Participants will be advised not to change their diet or exercise protocols during the 27
week intervention. Volunteers will be required to provide a 5-day dietary record before
starting the study, at the end of each supplement period (TA-65 or placebo) and at the end
of the washout period. Subjects will have to fill an exercise questionnaire during the same
times to ensure that there are no changes in physical activity. Participants will be asked
to report to the department every 4 weeks for checking compliance on supplement intake and
to assess weight and blood pressure.

Inclusion Criteria:

The inclusion criteria are:

men and women (40-70 y) with metabolic syndrome which means having at least 3 of the
following characteristics:

- Blood pressure > 130/85 mm Hg

- plasma glucose > 100 mg/dL

- plasma triglycerides > 150 mg/dL

- HDL cholesterol < 40 mg/dL (men) and < 50 mg/dL (women)

- waist circumference >102 cm (men) and ≥ 88 cm (women)

- Women of childbearing age should be using contraception

Exclusion Criteria:

Exclusion criteria will be

- self-reported diabetes mellitus

- coronary heart disease

- triglycerides greater than 400 mg/dL

- Fasting glucose greater than 126 mg/dL

- Blood pressure greater than 140/100 mmg Hg

- history of stroke

- Use of alcohol at an elevated rate (more than two drinks per day)

- Renal problems

- liver disease

- cancer

- pregnancy and lactation

- severe infectious diseases

- autoimmune disease currently under treatment

- current hormone therapy

- previous treatment with TA-65.

- Intake of glucose-lowering prescriptions

- Use of immunosuppressants, lithium or supplements such as Sulphonylureas (Glucotrol,
Amaryl), Thiazolidinedione (Avandia, ACTOS,), Meglitinides (Prandin, Starlix),
Biguanides (Metformin), Alpha-glucosidase inhibitors (Precose, Glyset), dipeptidyl
peptidase (DPP)-4 inhibitors (Januvia, Onglyza)

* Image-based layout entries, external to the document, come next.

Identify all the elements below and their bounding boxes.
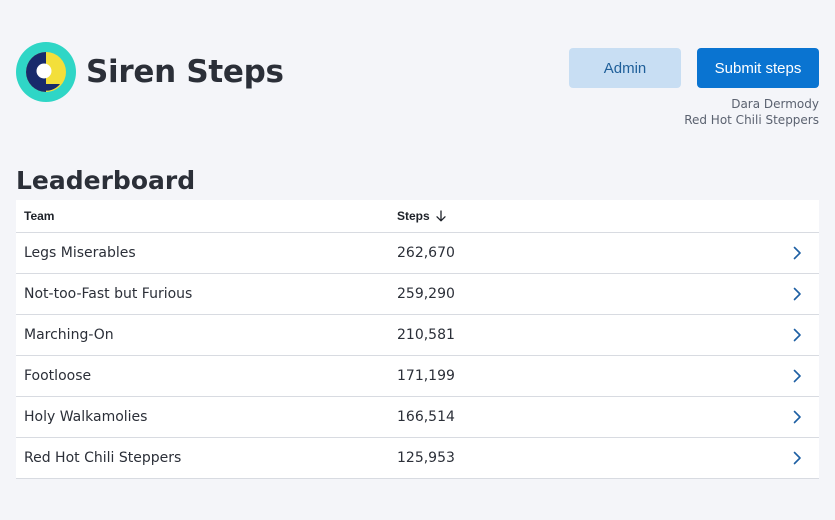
team-name: Red Hot Chili Steppers [24, 450, 182, 466]
chevron-right-icon[interactable] [779, 369, 819, 383]
siren-logo-icon [16, 42, 76, 102]
team-steps: 210,581 [397, 327, 455, 343]
chevron-right-icon[interactable] [779, 451, 819, 465]
header-actions: Admin Submit steps [569, 48, 819, 88]
table-body: Legs Miserables 262,670 Not-too-Fast but F… [16, 233, 819, 479]
arrow-down-icon [436, 210, 446, 222]
submit-steps-button[interactable]: Submit steps [697, 48, 819, 88]
admin-button[interactable]: Admin [569, 48, 681, 88]
table-row[interactable]: Legs Miserables 262,670 [16, 233, 819, 274]
table-row[interactable]: Red Hot Chili Steppers 125,953 [16, 438, 819, 479]
column-header-team[interactable]: Team [16, 209, 397, 223]
table-header: Team Steps [16, 200, 819, 233]
column-header-steps-label: Steps [397, 209, 430, 223]
chevron-right-icon[interactable] [779, 328, 819, 342]
app-title: Siren Steps [86, 54, 284, 90]
user-name: Dara Dermody [731, 97, 819, 111]
user-team: Red Hot Chili Steppers [684, 113, 819, 127]
team-name: Holy Walkamolies [24, 409, 148, 425]
column-header-steps[interactable]: Steps [397, 209, 819, 223]
app-header: Siren Steps Admin Submit steps Dara Derm… [16, 42, 819, 132]
chevron-right-icon[interactable] [779, 246, 819, 260]
team-steps: 166,514 [397, 409, 455, 425]
chevron-right-icon[interactable] [779, 287, 819, 301]
brand: Siren Steps [16, 42, 284, 102]
table-row[interactable]: Marching-On 210,581 [16, 315, 819, 356]
team-steps: 125,953 [397, 450, 455, 466]
table-row[interactable]: Footloose 171,199 [16, 356, 819, 397]
team-steps: 259,290 [397, 286, 455, 302]
leaderboard-title: Leaderboard [16, 166, 196, 195]
team-name: Not-too-Fast but Furious [24, 286, 193, 302]
team-name: Legs Miserables [24, 245, 136, 261]
team-name: Marching-On [24, 327, 114, 343]
table-row[interactable]: Holy Walkamolies 166,514 [16, 397, 819, 438]
team-steps: 171,199 [397, 368, 455, 384]
team-name: Footloose [24, 368, 92, 384]
table-row[interactable]: Not-too-Fast but Furious 259,290 [16, 274, 819, 315]
user-info: Dara Dermody Red Hot Chili Steppers [684, 96, 819, 128]
chevron-right-icon[interactable] [779, 410, 819, 424]
leaderboard-table: Team Steps Legs Miserables 262,670 Not-too… [16, 200, 819, 479]
team-steps: 262,670 [397, 245, 455, 261]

- high dose chromium or cinnamon supplements

- Consistent intake of vitamin, mineral, or multivitamin supplements prior to
recruitment may be admitted into the study if they plan on maintaining their current
supplement program.

However, subjects may not participate if they begin taking a new supplement during the
27-wk study period.

-Subjects will also be asked to refrain from taking any additional supplements, including
fish oil, herb and concentrated antioxidant sources.